Confidence, contempt and cosmetic surgery

It’s been an instructive few weeks for finding out what the cosmetic surgery industry really thinks about women. This is the industry, remember, that wanted women to feel nice and confident about ourselves, with our neat little bags of silicone and our wrinkle-free foreheads. ‘Confidence starts with the Harley Medical Group,’ as one firm’s current advert would have it, with what sounds like quite a bit of chutzpah, in the circumstances.

So who’s confident in the industry now? The estimated 40,000 UK women who had breast implants filled with silicone intended for mattresses probably wouldn’t use that word. And if you think I’m having a gloat, far from it. I’m outraged on behalf of these women, who entered into a contract in the full expectation that they would be supplied with goods and services that were appropriate for the intended use. I have every sympathy with the women who’ve been left with these sub-grade implants, whether they needed implants after mastectomy, or whether they simply wanted to change the way they looked. Cosmetic surgery is marketed as a safe and effective choice, and people who choose it have every right to expect it to live up to the marketing.

The trouble is, as we’ve seen, the companies who are so keen to make a buck out of women’s insecurities are much less keen to carry the buck when things go wrong. The department of health quickly discovered that record-keeping in this arena is terrible, with many clinics unable to tell them what the rupture rates for the sub-standard implants were.

Actually, this is unsurprising. I spent some time this week trying to find out what the average rate of implant rupture is. According to the most reliable source I could find – the UK’s Medicines and Healthcare Products Regulatory Agency – there is ‘little information’ on rupture risk, generally. The lifespan of modern implants, they say, is ‘unknown’. The only evidence-based figures I could find (from EBM site Bandolier, dating from 2000) showed one in 10 implants is expected to have ruptured after 8 years, rising to more than nine in 10 after 20 years. So an 18-year-old girl wanting to ‘boost her confidence’ has a 1 in 10 chance of needing the implants removed or replaced before she’s 30, and will almost certainly have experienced implant failure by the age of 40. I don’t remember any of those glossy, smiley ads on the tube mentioning that.

Put the rupture rate aside for one moment. The goods supplied were sub-standard. They did not contain what they should have contained. In any other consumer field, surely, women would be able to take them back and exchange them for non-faulty goods, at no cost to themselves.
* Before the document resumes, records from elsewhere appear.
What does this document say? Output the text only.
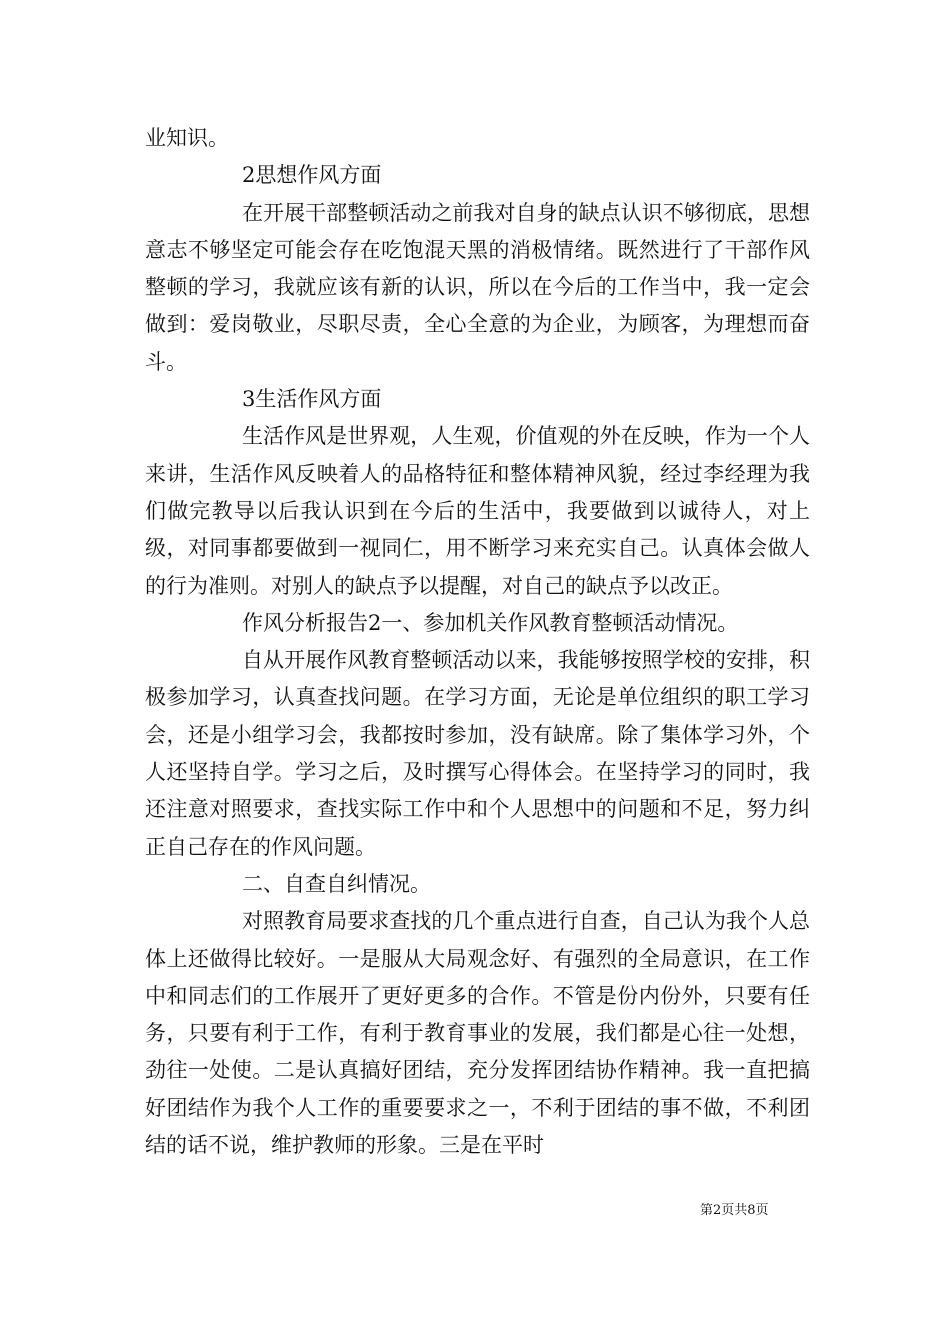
业知识。

2思想作风方面

在开展干部整顿活动之前我对自身的缺点认识不够彻底，思想意志不够坚定可能会存在吃饱混天黑的消极情绪。既然进行了干部作风整顿的学习，我就应该有新的认识，所以在今后的工作当中，我一定会做到：爱岗敬业，尽职尽责，全心全意的为企业，为顾客，为理想而奋斗。

3生活作风方面

生活作风是世界观，人生观，价值观的外在反映，作为一个人来讲，生活作风反映着人的品格特征和整体精神风貌，经过李经理为我们做完教导以后我认识到在今后的生活中，我要做到以诚待人，对上级，对同事都要做到一视同仁，用不断学习来充实自己。认真体会做人的行为准则。对别人的缺点予以提醒，对自己的缺点予以改正。

作风分析报告2一、参加机关作风教育整顿活动情况。

自从开展作风教育整顿活动以来，我能够按照学校的安排，积极参加学习，认真查找问题。在学习方面，无论是单位组织的职工学习会，还是小组学习会，我都按时参加，没有缺席。除了集体学习外，个人还坚持自学。学习之后，及时撰写心得体会。在坚持学习的同时，我还注意对照要求，查找实际工作中和个人思想中的问题和不足，努力纠正自己存在的作风问题。

二、自查自纠情况。

对照教育局要求查找的几个重点进行自查，自己认为我个人总体上还做得比较好。一是服从大局观念好、有强烈的全局意识，在工作中和同志们的工作展开了更好更多的合作。不管是份内份外，只要有任务，只要有利于工作，有利于教育事业的发展，我们都是心往一处想，劲往一处使。二是认真搞好团结，充分发挥团结协作精神。我一直把搞好团结作为我个人工作的重要要求之一，不利于团结的事不做，不利团结的话不说，维护教师的形象。三是在平时

第2页共8页
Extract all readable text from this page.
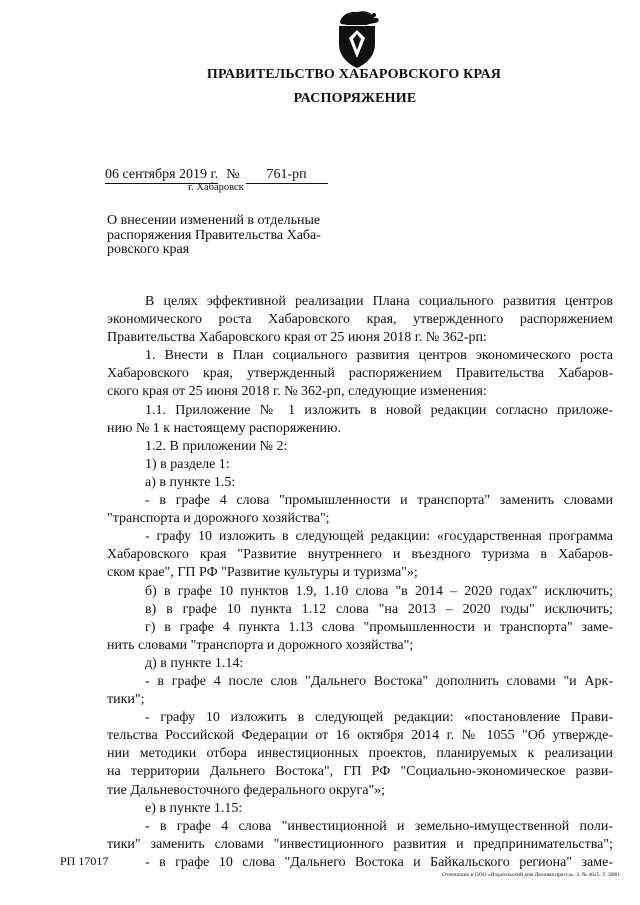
ПРАВИТЕЛЬСТВО ХАБАРОВСКОГО КРАЯ
РАСПОРЯЖЕНИЕ
06 сентября 2019 г. № 761-рп
г. Хабаровск
О внесении изменений в отдельные
распоряжения Правительства Хаба-
ровского края
В целях эффективной реализации Плана социального развития центров
экономического роста Хабаровского края, утвержденного распоряжением
Правительства Хабаровского края от 25 июня 2018 г. № 362-рп:
1. Внести в План социального развития центров экономического роста
Хабаровского края, утвержденный распоряжением Правительства Хабаров-
ского края от 25 июня 2018 г. № 362-рп, следующие изменения:
1.1. Приложение № 1 изложить в новой редакции согласно приложе-
нию № 1 к настоящему распоряжению.
1.2. В приложении № 2:
1) в разделе 1:
а) в пункте 1.5:
- в графе 4 слова "промышленности и транспорта" заменить словами
"транспорта и дорожного хозяйства";
- графу 10 изложить в следующей редакции: «государственная программа
Хабаровского края "Развитие внутреннего и въездного туризма в Хабаров-
ском крае", ГП РФ "Развитие культуры и туризма"»;
б) в графе 10 пунктов 1.9, 1.10 слова "в 2014 – 2020 годах" исключить;
в) в графе 10 пункта 1.12 слова "на 2013 – 2020 годы" исключить;
г) в графе 4 пункта 1.13 слова "промышленности и транспорта" заме-
нить словами "транспорта и дорожного хозяйства";
д) в пункте 1.14:
- в графе 4 после слов "Дальнего Востока" дополнить словами "и Арк-
тики";
- графу 10 изложить в следующей редакции: «постановление Прави-
тельства Российской Федерации от 16 октября 2014 г. № 1055 "Об утвержде-
нии методики отбора инвестиционных проектов, планируемых к реализации
на территории Дальнего Востока", ГП РФ "Социально-экономическое разви-
тие Дальневосточного федерального округа"»;
е) в пункте 1.15:
- в графе 4 слова "инвестиционной и земельно-имущественной поли-
тики" заменить словами "инвестиционного развития и предпринимательства";
- в графе 10 слова "Дальнего Востока и Байкальского региона" заме-
РП 17017
Отпечатано в ООО «Издательский дом Деловая пресса». З. № 4625. Т. 3000.
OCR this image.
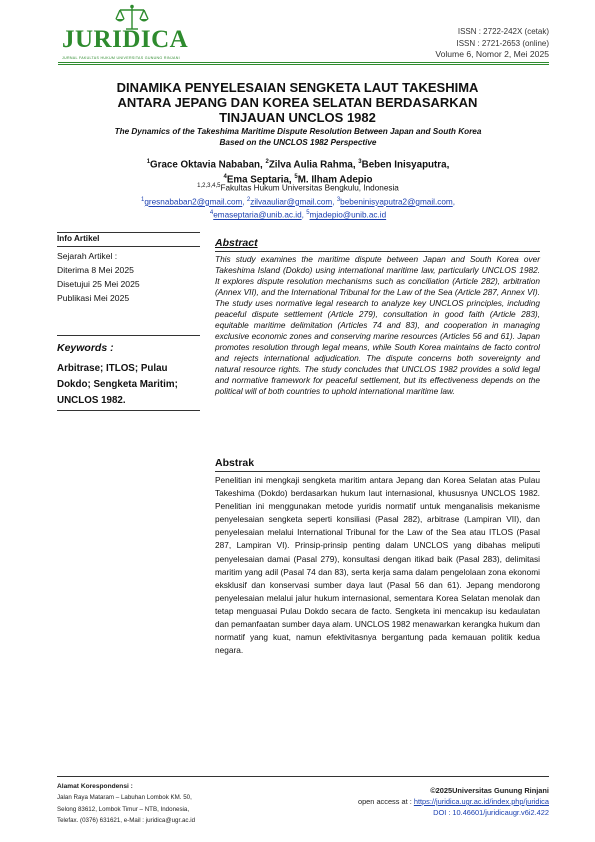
JURIDICA
JURNAL FAKULTAS HUKUM UNIVERSITAS GUNUNG RINJANI
ISSN : 2722-242X (cetak)
ISSN : 2721-2653 (online)
Volume 6, Nomor 2, Mei 2025
DINAMIKA PENYELESAIAN SENGKETA LAUT TAKESHIMA
ANTARA JEPANG DAN KOREA SELATAN BERDASARKAN
TINJAUAN UNCLOS 1982
The Dynamics of the Takeshima Maritime Dispute Resolution Between Japan and South Korea
Based on the UNCLOS 1982 Perspective
$^1$Grace Oktavia Nababan, $^2$Zilva Aulia Rahma, $^3$Beben Inisyaputra,
$^4$Ema Septaria, $^5$M. Ilham Adepio
$^{1,2,3,4,5}$Fakultas Hukum Universitas Bengkulu, Indonesia
$^1$gresnababan2@gmail.com, $^2$zilvaauliar@gmail.com, $^3$bebeninisyaputra2@gmail.com,
$^4$emaseptaria@unib.ac.id, $^5$mjadepio@unib.ac.id
Info Artikel
Sejarah Artikel :
Diterima 8 Mei 2025
Disetujui 25 Mei 2025
Publikasi Mei 2025
Keywords :
Arbitrase; ITLOS; Pulau Dokdo; Sengketa Maritim; UNCLOS 1982.
Abstract
This study examines the maritime dispute between Japan and South Korea over Takeshima Island (Dokdo) using international maritime law, particularly UNCLOS 1982. It explores dispute resolution mechanisms such as conciliation (Article 282), arbitration (Annex VII), and the International Tribunal for the Law of the Sea (Article 287, Annex VI). The study uses normative legal research to analyze key UNCLOS principles, including peaceful dispute settlement (Article 279), consultation in good faith (Article 283), equitable maritime delimitation (Articles 74 and 83), and cooperation in managing exclusive economic zones and conserving marine resources (Articles 56 and 61). Japan promotes resolution through legal means, while South Korea maintains de facto control and rejects international adjudication. The dispute concerns both sovereignty and natural resource rights. The study concludes that UNCLOS 1982 provides a solid legal and normative framework for peaceful settlement, but its effectiveness depends on the political will of both countries to uphold international maritime law.
Abstrak
Penelitian ini mengkaji sengketa maritim antara Jepang dan Korea Selatan atas Pulau Takeshima (Dokdo) berdasarkan hukum laut internasional, khususnya UNCLOS 1982. Penelitian ini menggunakan metode yuridis normatif untuk menganalisis mekanisme penyelesaian sengketa seperti konsiliasi (Pasal 282), arbitrase (Lampiran VII), dan penyelesaian melalui International Tribunal for the Law of the Sea atau ITLOS (Pasal 287, Lampiran VI). Prinsip-prinsip penting dalam UNCLOS yang dibahas meliputi penyelesaian damai (Pasal 279), konsultasi dengan itikad baik (Pasal 283), delimitasi maritim yang adil (Pasal 74 dan 83), serta kerja sama dalam pengelolaan zona ekonomi eksklusif dan konservasi sumber daya laut (Pasal 56 dan 61). Jepang mendorong penyelesaian melalui jalur hukum internasional, sementara Korea Selatan menolak dan tetap menguasai Pulau Dokdo secara de facto. Sengketa ini mencakup isu kedaulatan dan pemanfaatan sumber daya alam. UNCLOS 1982 menawarkan kerangka hukum dan normatif yang kuat, namun efektivitasnya bergantung pada kemauan politik kedua negara.
Alamat Korespondensi :
Jalan Raya Mataram – Labuhan Lombok KM. 50,
Selong 83612, Lombok Timur – NTB, Indonesia,
Telefax. (0376) 631621, e-Mail : juridica@ugr.ac.id
©2025Universitas Gunung Rinjani
open access at : https://juridica.ugr.ac.id/index.php/juridica
DOI : 10.46601/juridicaugr.v6i2.422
Instead, we hear of clinics charging women even to look at their records and check which implants they had. While some clinics are replacing implants free of charge, some of the biggest groups, like Harley Medical Group, say there’s ‘no cause for concern‘ and are trying to blame it on the MHRA. Another big group, Transform, intend to charge women £2,800 to have them removed, never mind replaced. The department of health, admirably, has said any sub-standard implants provided on the NHS can be removed or replaced, if that’s what women want. And in the many cases where fly-by-night clinics have come and gone, or are refusing to fund treatment, the NHS will, as ever, pick up the tab.

We hardly needed to hear the boss of PIP, Jean-Claude Mas, insulting women who intended to sue the company as ‘money-grabbers’ to know how much contempt he and his firm had for women. But it has been interesting to watch the industry as a whole try to wriggle out of their moral obligations, while still mouthing platitudes about how much they care for their patients. If any good at all comes out of this horrible saga, it will be that we stop trusting people who want to make money out of our insecurities to have our best interests at heart.

UPDATE: Read the Department of Health’s statement on the situation, 10 Jan, here:

UPDATE 2: Harley Medical Group confirm they won’t replace implants. Chairman Mel Braham (no oil painting himself, I notice) whines:  “We’re an innocent victim like everyone else, we’re attempting to do our best for our patients… We can’t take on this whole thing on our own, especially when it wasn’t our fault.” Here’s a suggestion, Mr Braham – replace the implants using that budget you use to plaster the London Underground with adverts trying to make women feel inadequate.

UPDATE 3: On 25 January, Transform Medical Group announced it would remove implants free of charge. Replacement will cost £2,500. Also, the British Association of Aesthetic Plastic Surgeons have called for an end to advertising of cosmetic surgery.